Le cheikh Tamim ben Hamad Al-Thani est finalement sorti du bois. Il ne s’inquiète pas véritablement pour son Mondial, car il sait pertinemment que tout le monde s’alignera sur la pelouse et dans les tribunes officielles. Mais l’un des enjeux pour l’Émirat se pose surtout en matière d’image, principalement en Occident, notamment afin d’attirer désormais, autant que Dubaï, le touriste ou l’influenceur. Or le trouble qui a gagné les opinions publiques, du moins sur le Vieux Continent, ou qui questionne la position des médias comme dernièrement Le Quotidien de la Réunion, menace un si beau plan de communication. Dans les colonnes du Point, un titre qui pourtant ne manque jamais l’occasion de faire sa Une sur le péril de l’islam et de l’islamisme, il a pu expliquer qu’« aujourd’hui encore, certains n’acceptent toujours pas qu’un pays arabe musulman accueille une Coupe du monde ». Un argument massue pour déconsidérer ceux qui se montreraient trop critiques et qu’on risque souvent d’entendre dans les deux prochains mois.
Une affaire d’États
Le boycott n’a pourtant jamais été une perspective crédible et ressemble presque parfois à une diversion pour éviter d’aborder frontalement les problèmes de fond sur les plateaux télé. Tout d’abord parce qu’il s’agit, pour ce qui concerne les grands événements sportifs internationaux qui sont un des espaces d’expression de la diplomatie, d’une affaire d’État et des États. Les deux exemples historiques les plus connus et éclairants demeurent ceux des JO de Moscou en 1980 puis du boomerang soviétique en 1984 à Los Angeles (sans oublier en 1976 celui de certains pays africains à Montréal en 1976). Or, pour le moment, personne ne va manquer à l’appel parmi les pays qualifiés. Ainsi en France, la seule évocation du boycott se heurte au plafond de verre des « intérêts supérieurs » de notre balance commerciale. Noël Le Graët, président de la FFF, ne s’en est même pas caché, par exemple auprès de l’AFP en expliquant que « les rapports entre notre gouvernement et le gouvernement qatari sont très chaleureux ». Cela dit même la Norvège, finalement non qualifiée, dont la sélection porta un T-shirt en faveur des droits de l’homme lors de son match à Gibraltar et dont la présidente de la fédération a pris courageusement la parole lors du congrès de la FIFA à Doha, avait rejeté la possibilité d’un boycott lors d’un congrès extraordinaire, 368 délégués contre, 121 pour.

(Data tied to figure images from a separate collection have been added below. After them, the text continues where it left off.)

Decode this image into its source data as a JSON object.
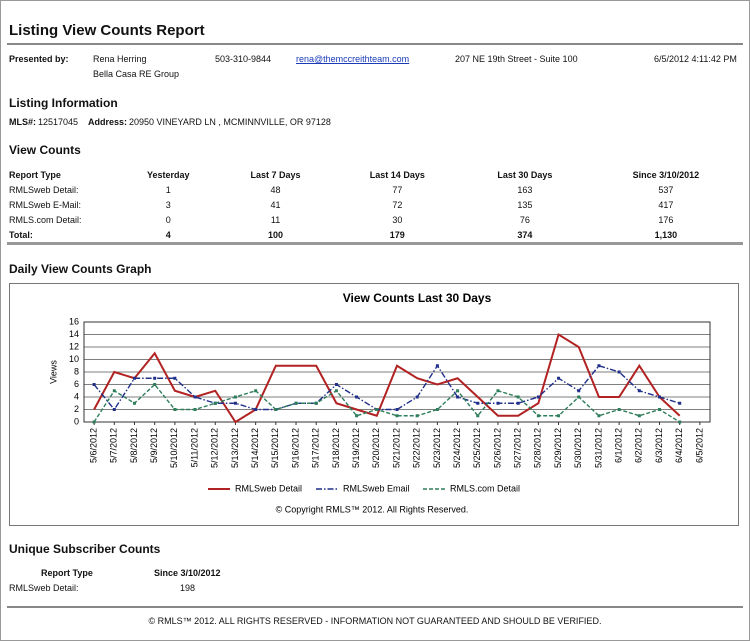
{
  "header": {
    "title": "Listing View Counts Report"
  },
  "presenter": {
    "label": "Presented by:",
    "name": "Rena Herring",
    "company": "Bella Casa RE Group",
    "phone": "503-310-9844",
    "email": "rena@themccreithteam.com",
    "address": "207 NE 19th Street - Suite 100",
    "date": "6/5/2012 4:11:42 PM"
  },
  "listing": {
    "title": "Listing Information",
    "mls_label": "MLS#:",
    "mls": "12517045",
    "address_label": "Address:",
    "address": "20950 VINEYARD LN , MCMINNVILLE, OR 97128"
  },
  "view_counts": {
    "title": "View Counts",
    "columns": [
      "Report Type",
      "Yesterday",
      "Last 7 Days",
      "Last 14 Days",
      "Last 30 Days",
      "Since 3/10/2012"
    ],
    "rows": [
      [
        "RMLSweb Detail:",
        "1",
        "48",
        "77",
        "163",
        "537"
      ],
      [
        "RMLSweb E-Mail:",
        "3",
        "41",
        "72",
        "135",
        "417"
      ],
      [
        "RMLS.com Detail:",
        "0",
        "11",
        "30",
        "76",
        "176"
      ]
    ],
    "total": [
      "Total:",
      "4",
      "100",
      "179",
      "374",
      "1,130"
    ]
  },
  "graph": {
    "title": "Daily View Counts Graph"
  },
  "chart_data": {
    "type": "line",
    "title": "View Counts Last 30 Days",
    "y_label": "Views",
    "categories": [
      "5/6/2012",
      "5/7/2012",
      "5/8/2012",
      "5/9/2012",
      "5/10/2012",
      "5/11/2012",
      "5/12/2012",
      "5/13/2012",
      "5/14/2012",
      "5/15/2012",
      "5/16/2012",
      "5/17/2012",
      "5/18/2012",
      "5/19/2012",
      "5/20/2012",
      "5/21/2012",
      "5/22/2012",
      "5/23/2012",
      "5/24/2012",
      "5/25/2012",
      "5/26/2012",
      "5/27/2012",
      "5/28/2012",
      "5/29/2012",
      "5/30/2012",
      "5/31/2012",
      "6/1/2012",
      "6/2/2012",
      "6/3/2012",
      "6/4/2012",
      "6/5/2012"
    ],
    "series": [
      {
        "name": "RMLSweb Detail",
        "color": "#b22222",
        "line_style": "solid",
        "values": [
          2,
          8,
          7,
          11,
          5,
          4,
          5,
          0,
          2,
          9,
          9,
          9,
          3,
          2,
          1,
          9,
          7,
          6,
          7,
          4,
          1,
          1,
          3,
          14,
          12,
          4,
          4,
          9,
          4,
          1,
          null
        ]
      },
      {
        "name": "RMLSweb Email",
        "color": "#1f2f8a",
        "line_style": "dashdot",
        "values": [
          6,
          2,
          7,
          7,
          7,
          4,
          3,
          3,
          2,
          2,
          3,
          3,
          6,
          4,
          2,
          2,
          4,
          9,
          4,
          3,
          3,
          3,
          4,
          7,
          5,
          9,
          8,
          5,
          4,
          3,
          null
        ]
      },
      {
        "name": "RMLS.com Detail",
        "color": "#2e7d5b",
        "line_style": "dashed",
        "values": [
          0,
          5,
          3,
          6,
          2,
          2,
          3,
          4,
          5,
          2,
          3,
          3,
          5,
          1,
          2,
          1,
          1,
          2,
          5,
          1,
          5,
          4,
          1,
          1,
          4,
          1,
          2,
          1,
          2,
          0,
          null
        ]
      }
    ],
    "ylim": [
      0,
      16
    ],
    "yticks": [
      0,
      2,
      4,
      6,
      8,
      10,
      12,
      14,
      16
    ],
    "grid": true,
    "legend": "bottom",
    "copyright": "© Copyright RMLS™ 2012.  All Rights Reserved."
  },
  "subscriber": {
    "title": "Unique Subscriber Counts",
    "columns": [
      "Report Type",
      "Since 3/10/2012"
    ],
    "rows": [
      [
        "RMLSweb Detail:",
        "198"
      ]
    ]
  },
  "footer": "© RMLS™ 2012. ALL RIGHTS RESERVED - INFORMATION NOT GUARANTEED AND SHOULD BE VERIFIED."
}
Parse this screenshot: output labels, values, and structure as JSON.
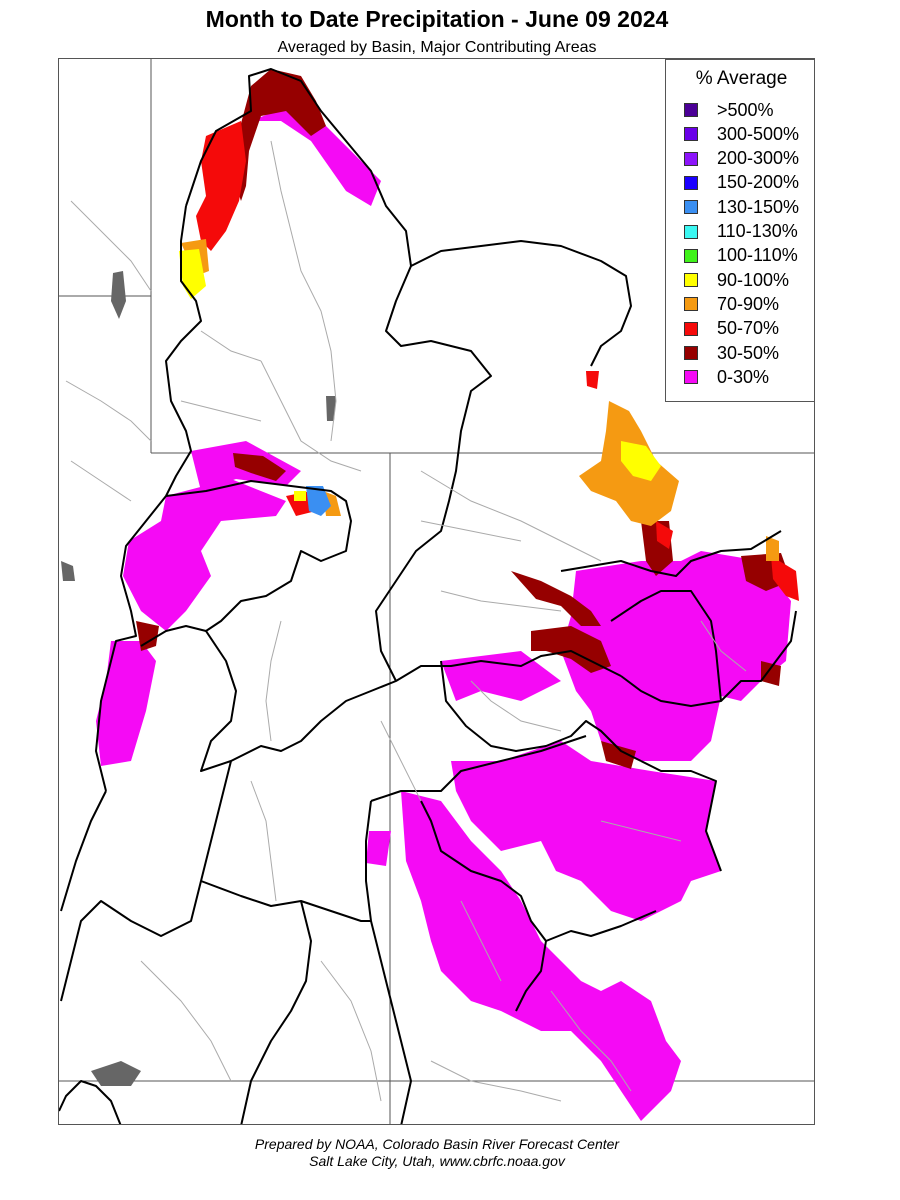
{
  "map": {
    "title": "Month to Date Precipitation - June 09 2024",
    "subtitle": "Averaged by Basin, Major Contributing Areas",
    "region": "Colorado Basin River Forecast Center area"
  },
  "legend": {
    "title": "% Average",
    "items": [
      {
        "label": ">500%",
        "color": "#4B0096"
      },
      {
        "label": "300-500%",
        "color": "#6A00E8"
      },
      {
        "label": "200-300%",
        "color": "#8C14FA"
      },
      {
        "label": "150-200%",
        "color": "#1A00FF"
      },
      {
        "label": "130-150%",
        "color": "#3A8FF2"
      },
      {
        "label": "110-130%",
        "color": "#3CF7F2"
      },
      {
        "label": "100-110%",
        "color": "#3FF21A"
      },
      {
        "label": "90-100%",
        "color": "#FFFF00"
      },
      {
        "label": "70-90%",
        "color": "#F59A12"
      },
      {
        "label": "50-70%",
        "color": "#F50A0A"
      },
      {
        "label": "30-50%",
        "color": "#960000"
      },
      {
        "label": "0-30%",
        "color": "#F50AF5"
      }
    ]
  },
  "footer": {
    "line1": "Prepared by NOAA, Colorado Basin River Forecast Center",
    "line2": "Salt Lake City, Utah, www.cbrfc.noaa.gov"
  }
}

Lise Klaveness au Congrès de la FIFA.
Voilà pour ce qui relève de l’éthique et de la responsabilité de nos institutions. Du côté des Bleus, le son de cloche est encore plus clair. Didier Deschamps a préféré déclarer forfait : « Ce n’est ni les joueurs, ni moi, ni vous, qui ont décidé que la compétition se jouerait là-bas. Il y a des décideurs qui ont décidé. Nous, on nous dit qu’elle est là, elle est là. Après, je suis peut-être factuel, pragmatique, mais c’est la réalité. Je ne veux pas cacher la réalité des problèmes liés à la condition de ce Mondial. En tant que citoyen, je veux envoyer un message de paix. » Entendre ensuite des politiques tel que Fabien Roussel pour le PCF, désireux sûrement de se rabibocher avec la « gauche des allocations » qui lit Le Monde diplo, expliquer que demander aux joueurs de ne pas y aller s’apparente à un forfait moral. Nos élus et représentants, y compris ceux qui furent aux affaires sous François Hollande, ont eu tout le loisir et l’opportunité d’agir ou d’interpeller les gouvernements successifs depuis l’hémicycle. C’étaient leur fonction et leur rôle au sein de notre démocratie. Au moins ONG, syndicats ou associations n’ont pas manqué de s’exprimer par le passé.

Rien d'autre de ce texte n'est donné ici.